THE ENVIRONMENTAL PROTECTION AGENCY HAS PROPOSED wide-ranging regulations that will increase the cost of electricity production, particularly at the nation's lowest-cost, coal-fired generators.
Despite a doubling of electricity generation since 1970, atmospheric concentrations of sulfur dioxide and nitrogen oxide have declined. Title IV acid rain provisions of the Clean Air Act Amendments of 1990 will result in even greater reductions over the next few years. EPA has nevertheless charted a course to reduce utility emissions of these pollutants even further.
Under Title I of the CAAA, EPA has issued new ambient air quality standards for ozone and fine particulate matter of less than 2.5 microns in size (PM2.5) and has issued proposed new standards for regional ozone transport and haze at Class 1 areas (e.g., national parks and other wilderness areas). SO2 has been identified as a contributor to regional haze and PM2.5 formation, while NOx has been identified as a precursor to ozone, ozone transport, and, to varying degrees, PM2.5.
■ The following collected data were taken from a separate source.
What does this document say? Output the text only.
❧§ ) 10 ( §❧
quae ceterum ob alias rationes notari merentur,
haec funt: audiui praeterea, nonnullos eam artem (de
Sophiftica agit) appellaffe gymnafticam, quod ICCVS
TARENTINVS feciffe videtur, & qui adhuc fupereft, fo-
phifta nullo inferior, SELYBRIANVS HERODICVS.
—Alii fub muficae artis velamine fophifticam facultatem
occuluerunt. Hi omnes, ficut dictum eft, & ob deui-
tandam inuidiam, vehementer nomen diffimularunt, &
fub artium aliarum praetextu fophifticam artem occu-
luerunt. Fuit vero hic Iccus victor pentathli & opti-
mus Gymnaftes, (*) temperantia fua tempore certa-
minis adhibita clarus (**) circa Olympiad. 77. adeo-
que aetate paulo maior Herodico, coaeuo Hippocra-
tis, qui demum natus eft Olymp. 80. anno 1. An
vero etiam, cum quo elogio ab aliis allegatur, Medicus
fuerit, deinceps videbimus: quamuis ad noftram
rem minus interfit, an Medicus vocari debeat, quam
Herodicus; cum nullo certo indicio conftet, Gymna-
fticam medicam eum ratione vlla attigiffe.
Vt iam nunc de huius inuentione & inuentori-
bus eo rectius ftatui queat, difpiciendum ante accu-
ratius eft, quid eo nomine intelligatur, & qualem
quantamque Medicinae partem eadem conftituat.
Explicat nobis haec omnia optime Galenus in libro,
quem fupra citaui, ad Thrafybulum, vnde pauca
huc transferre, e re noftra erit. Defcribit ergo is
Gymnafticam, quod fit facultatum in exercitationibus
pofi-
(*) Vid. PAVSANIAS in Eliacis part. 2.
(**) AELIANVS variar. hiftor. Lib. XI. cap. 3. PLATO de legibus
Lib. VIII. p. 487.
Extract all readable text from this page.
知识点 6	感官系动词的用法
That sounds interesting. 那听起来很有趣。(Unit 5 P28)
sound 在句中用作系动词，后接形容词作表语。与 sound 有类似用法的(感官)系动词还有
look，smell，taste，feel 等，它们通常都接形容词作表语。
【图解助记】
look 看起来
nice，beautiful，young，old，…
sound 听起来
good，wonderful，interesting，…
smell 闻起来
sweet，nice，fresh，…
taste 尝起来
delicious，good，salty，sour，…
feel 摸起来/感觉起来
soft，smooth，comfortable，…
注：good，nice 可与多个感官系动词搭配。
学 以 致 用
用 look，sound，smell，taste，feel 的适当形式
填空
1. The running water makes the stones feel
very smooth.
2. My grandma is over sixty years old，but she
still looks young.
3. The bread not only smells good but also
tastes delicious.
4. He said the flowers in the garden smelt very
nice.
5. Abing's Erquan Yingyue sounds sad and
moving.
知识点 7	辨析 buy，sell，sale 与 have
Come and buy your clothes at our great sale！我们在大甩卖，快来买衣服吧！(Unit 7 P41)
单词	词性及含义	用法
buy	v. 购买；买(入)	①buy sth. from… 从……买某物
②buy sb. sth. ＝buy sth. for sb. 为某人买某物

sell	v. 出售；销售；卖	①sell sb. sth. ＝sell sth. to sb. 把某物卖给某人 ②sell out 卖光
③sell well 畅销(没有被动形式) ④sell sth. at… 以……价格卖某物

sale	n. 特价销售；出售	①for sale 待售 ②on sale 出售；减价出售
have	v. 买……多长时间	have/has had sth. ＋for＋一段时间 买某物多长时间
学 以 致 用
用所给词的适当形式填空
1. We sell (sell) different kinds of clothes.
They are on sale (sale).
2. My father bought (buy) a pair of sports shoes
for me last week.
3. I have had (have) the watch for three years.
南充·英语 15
A recent RDI study, Energy, Economics & the Environment, analyzed the potential impacts of the new and proposed regulations on asset valuations, utility profitability and wholesale electricity prices. Complex gas and electric market simulation models were run to forecast gas and electricity prices and plant dispatch levels, assuming no new NOx or PM2.5 regulations. The risk and compliance options for every power plant in the country were then assessed individually. A least-cost compliance option was selected for each plant. These compliance options were fed back into the market simulation models to analyze the impacts of compliance on gas and electric markets.
The study found that proposed EPA rules could require capital infusions at existing plants of up to $22.9 billion over the next 10 to 15 years. These investments include the installation of pollution control technologies, co-firing with natural gas at coal-fired plants and conversion of coal-fired stations to natural gas-fired operations. Because of these capital expenses, as many as 60 plants totaling nearly 21,000 MW of capacity will be placed at-risk of shut down. Most of this capacity is in the Eastern Interconnection.
Unless these capital costs are recovered through increased stranded cost recovery, the impact of these proposed regulations on electricity prices will be highly dependent upon the ability of the gas market to meet increased demand. Expected demand could push gas prices up 15 percent by 2010, which would increase electricity prices 11 percent.
The relationship between the proposed EPA regulations, new capital and operating costs, gas prices and electricity prices create an interesting dynamic. The increased gas prices would push up electricity prices, allowing generators to recover much of their increased expenditure at existing coal and oil plants. Nuclear and hydro plants would also become more profitable because of the increased gas prices. Consumers, however, will suffer the most, paying up to $15 billion in additional electricity expenses per year by 2010.
Christopher D. Seiple is principal and Todd Myers is senior consultant with Resource Data International Inc.